Diaboliques Devils

Martin Brodeur et les Devils retrouvent les finales neuf ans après. (Reuters)

Martin Brodeur et les Devils retrouvent les finales neuf ans après. (Reuters)

Les finales de la Stanley Cup opposeront, à partir de mercredi prochain, Los Angeles à New Jersey. Trois jours après la qualification des Kings aux dépens des Coyotes (4-1), les Devils ont validé leur billet en dominant les Rangers (3-2, a.p.), lors du match 6 de ce duel au sommet de la conférence Est (4-2).

Il n’y aura pas de septième match décisif entre les Devils et les Rangers. Et c’est plutôt une très bonne nouvelle pour New Jersey, vainqueur la nuit dernière du sixième acte sur sa glace du Prudential Center à Newark (3-2, a.p.), et donc qualifié pour les finales de la Stanley Cup. Car New York était, depuis le début de ces playoffs NHL, expert dans l’art de conclure ses séries au bout du suspense.
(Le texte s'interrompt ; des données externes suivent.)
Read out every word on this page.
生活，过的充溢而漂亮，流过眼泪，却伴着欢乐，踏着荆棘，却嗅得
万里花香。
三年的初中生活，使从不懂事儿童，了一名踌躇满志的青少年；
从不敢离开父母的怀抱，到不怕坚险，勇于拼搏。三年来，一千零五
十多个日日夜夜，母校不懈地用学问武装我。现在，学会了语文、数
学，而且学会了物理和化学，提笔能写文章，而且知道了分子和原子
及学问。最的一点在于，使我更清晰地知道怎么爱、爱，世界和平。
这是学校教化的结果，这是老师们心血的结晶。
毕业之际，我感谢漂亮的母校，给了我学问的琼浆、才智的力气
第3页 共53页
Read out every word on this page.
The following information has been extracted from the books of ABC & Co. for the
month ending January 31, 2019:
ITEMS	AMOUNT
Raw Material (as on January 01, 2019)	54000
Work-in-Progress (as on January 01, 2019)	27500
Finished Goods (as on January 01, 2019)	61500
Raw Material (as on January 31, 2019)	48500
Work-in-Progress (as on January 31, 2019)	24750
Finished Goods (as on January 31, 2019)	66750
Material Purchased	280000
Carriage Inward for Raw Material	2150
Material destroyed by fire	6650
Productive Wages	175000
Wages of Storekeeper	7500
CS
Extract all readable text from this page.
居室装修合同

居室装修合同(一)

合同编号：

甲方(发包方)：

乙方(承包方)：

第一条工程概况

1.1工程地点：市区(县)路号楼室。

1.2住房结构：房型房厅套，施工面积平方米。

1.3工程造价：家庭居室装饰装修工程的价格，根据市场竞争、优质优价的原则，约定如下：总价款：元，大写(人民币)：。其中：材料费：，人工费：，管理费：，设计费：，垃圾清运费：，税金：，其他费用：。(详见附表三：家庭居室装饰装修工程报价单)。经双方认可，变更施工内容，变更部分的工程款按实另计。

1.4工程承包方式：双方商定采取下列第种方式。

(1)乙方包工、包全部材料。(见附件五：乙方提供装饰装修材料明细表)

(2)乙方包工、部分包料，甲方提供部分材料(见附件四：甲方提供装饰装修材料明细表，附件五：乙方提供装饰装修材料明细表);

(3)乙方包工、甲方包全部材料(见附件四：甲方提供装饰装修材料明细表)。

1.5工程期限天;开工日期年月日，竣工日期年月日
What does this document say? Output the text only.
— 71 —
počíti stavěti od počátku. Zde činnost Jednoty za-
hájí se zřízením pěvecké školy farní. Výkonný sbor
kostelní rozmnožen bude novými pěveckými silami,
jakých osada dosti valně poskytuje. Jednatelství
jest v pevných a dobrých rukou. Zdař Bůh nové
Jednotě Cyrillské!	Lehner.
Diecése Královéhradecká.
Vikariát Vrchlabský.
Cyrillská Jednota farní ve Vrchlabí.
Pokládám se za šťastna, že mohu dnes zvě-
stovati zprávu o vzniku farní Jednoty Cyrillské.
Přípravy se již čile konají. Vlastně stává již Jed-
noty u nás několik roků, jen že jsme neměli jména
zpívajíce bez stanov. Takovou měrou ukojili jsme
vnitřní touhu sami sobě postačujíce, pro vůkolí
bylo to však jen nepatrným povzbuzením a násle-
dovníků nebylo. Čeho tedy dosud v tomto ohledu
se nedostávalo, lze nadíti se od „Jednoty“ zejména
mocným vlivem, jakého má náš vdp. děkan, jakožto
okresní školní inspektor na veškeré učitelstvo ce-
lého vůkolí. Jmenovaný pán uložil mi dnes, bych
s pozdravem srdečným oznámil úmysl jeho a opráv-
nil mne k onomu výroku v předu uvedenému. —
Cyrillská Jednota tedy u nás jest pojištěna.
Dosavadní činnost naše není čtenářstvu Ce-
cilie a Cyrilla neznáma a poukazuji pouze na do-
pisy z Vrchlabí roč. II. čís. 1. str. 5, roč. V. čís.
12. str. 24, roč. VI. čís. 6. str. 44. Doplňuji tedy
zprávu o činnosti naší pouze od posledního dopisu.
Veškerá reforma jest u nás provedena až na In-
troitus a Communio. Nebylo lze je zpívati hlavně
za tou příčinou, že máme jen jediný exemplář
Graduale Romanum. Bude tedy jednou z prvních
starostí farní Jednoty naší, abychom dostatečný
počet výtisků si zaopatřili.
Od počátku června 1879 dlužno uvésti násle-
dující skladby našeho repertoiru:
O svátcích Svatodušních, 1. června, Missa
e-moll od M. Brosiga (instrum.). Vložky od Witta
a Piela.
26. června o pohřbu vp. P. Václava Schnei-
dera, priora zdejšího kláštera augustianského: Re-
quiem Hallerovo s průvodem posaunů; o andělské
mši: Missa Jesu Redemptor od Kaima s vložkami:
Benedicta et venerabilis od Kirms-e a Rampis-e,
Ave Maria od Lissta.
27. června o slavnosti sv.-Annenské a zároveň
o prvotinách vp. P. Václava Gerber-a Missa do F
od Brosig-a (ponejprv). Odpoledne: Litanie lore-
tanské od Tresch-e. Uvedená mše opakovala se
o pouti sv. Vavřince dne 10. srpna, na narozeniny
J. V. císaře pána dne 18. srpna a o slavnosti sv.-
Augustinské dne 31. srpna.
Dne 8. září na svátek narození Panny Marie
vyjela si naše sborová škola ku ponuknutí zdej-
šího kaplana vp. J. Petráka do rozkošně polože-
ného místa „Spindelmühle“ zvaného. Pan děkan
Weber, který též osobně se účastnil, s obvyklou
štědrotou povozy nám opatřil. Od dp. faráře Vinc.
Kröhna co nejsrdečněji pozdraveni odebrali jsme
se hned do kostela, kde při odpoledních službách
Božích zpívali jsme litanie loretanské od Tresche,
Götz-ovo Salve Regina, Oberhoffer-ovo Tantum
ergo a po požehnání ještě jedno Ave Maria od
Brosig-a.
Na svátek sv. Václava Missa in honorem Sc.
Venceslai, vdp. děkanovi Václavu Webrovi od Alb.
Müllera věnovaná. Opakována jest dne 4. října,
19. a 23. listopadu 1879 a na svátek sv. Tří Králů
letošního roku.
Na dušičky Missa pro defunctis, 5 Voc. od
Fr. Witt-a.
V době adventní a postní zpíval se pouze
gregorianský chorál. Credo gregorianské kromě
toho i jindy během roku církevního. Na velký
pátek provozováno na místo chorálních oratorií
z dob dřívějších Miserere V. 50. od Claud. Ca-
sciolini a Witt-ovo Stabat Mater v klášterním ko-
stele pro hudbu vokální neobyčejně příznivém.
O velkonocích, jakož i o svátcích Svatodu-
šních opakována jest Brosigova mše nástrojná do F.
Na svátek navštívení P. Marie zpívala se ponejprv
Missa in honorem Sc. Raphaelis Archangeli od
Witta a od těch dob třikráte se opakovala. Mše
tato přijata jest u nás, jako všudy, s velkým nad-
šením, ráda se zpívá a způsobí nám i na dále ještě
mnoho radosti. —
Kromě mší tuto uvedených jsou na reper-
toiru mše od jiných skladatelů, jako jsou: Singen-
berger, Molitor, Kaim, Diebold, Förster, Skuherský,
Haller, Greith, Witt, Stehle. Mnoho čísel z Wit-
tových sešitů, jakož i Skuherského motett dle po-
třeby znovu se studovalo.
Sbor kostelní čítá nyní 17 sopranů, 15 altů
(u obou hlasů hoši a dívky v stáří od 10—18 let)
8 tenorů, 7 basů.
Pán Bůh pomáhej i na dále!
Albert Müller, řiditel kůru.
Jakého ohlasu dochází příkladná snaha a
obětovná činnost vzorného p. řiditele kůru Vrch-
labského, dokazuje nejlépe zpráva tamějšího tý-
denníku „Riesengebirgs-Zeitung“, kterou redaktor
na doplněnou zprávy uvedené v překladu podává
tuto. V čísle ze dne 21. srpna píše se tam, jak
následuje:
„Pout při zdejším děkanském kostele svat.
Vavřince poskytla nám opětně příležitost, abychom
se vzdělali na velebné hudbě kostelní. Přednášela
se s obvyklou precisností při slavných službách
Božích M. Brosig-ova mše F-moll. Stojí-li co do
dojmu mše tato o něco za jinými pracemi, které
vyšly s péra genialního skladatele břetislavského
Les Ottawa Senators et les Washington Capitals s’en souviennent encore.

Pour éviter de subir le même sort, dans un Madison Square Garden qui aurait été bouillant, les Devils n’ont donc pas pris le risque de prolonger les débats dans cette finale de la conférence Est. S’ils ont tout de même attendu la prolongation pour faire la différence, il n’a fallu que 63 secondes dans cette période supplémentaire au rookie Adam Henrique pour délivrer les siens et les envoyer en finales pour la première fois depuis 2003, année de leur dernier titre acquis face aux Anaheim Ducks.

Brodeur le vétéran, DeBoer le novice

"Ça signifie énormément, c’est vraiment une sensation énorme, a réagi sur ESPN.com l’ailier Ilya Kovalchuk, meilleur buteur de l’équipe, qui a permis à New Jersey de faire le break dans le premier tiers de cette rencontre (2-0, 13’56"). L’année dernière était difficile (les Devils ne s’étaient pas qualifiés en phases finales, ndlr) mais cette saison, c’était complètement différent. On a bien joué durant toute l’année. Le premier tour (contre les Florida Panthers) était un peu compliqué mais ensuite, on a vraiment fait ce qu’il fallait dans le jeu pour gagner." Et face à l’éternel rival new-yorkais, qui est revenu à 2-2 dans la deuxième période grâce à Ruslan Fedotenko et Ryan Callahan, la saveur est encore plus douce.

La réussite de New Jersey est aussi celle de son gardien vétéran Martin Brodeur, véritable légende vivante de la ligue, et de son entraîneur Peter DeBoer, qui n’avait jamais été en playoffs. Un savant mélange d’expérience et d’insouciance qui offre aux Devils une chance de remporter un quatrième titre. Il leur faudra pour cela venir à bout, à partir de mercredi prochain, d’une équipe de Los Angeles classée huitième de sa conférence à l’issue de la saison régulière mais diabolique depuis quelques semaines. Les Kings, qualifiés pour la Stanley Cup depuis trois jours, ont en effet scalpé les trois meilleures têtes de série à l’Ouest: les Vancouver Canucks (4-1), les Saint-Louis Blues (4-0) puis les Phoenix Coyotes (4-1). Voilà qui promet.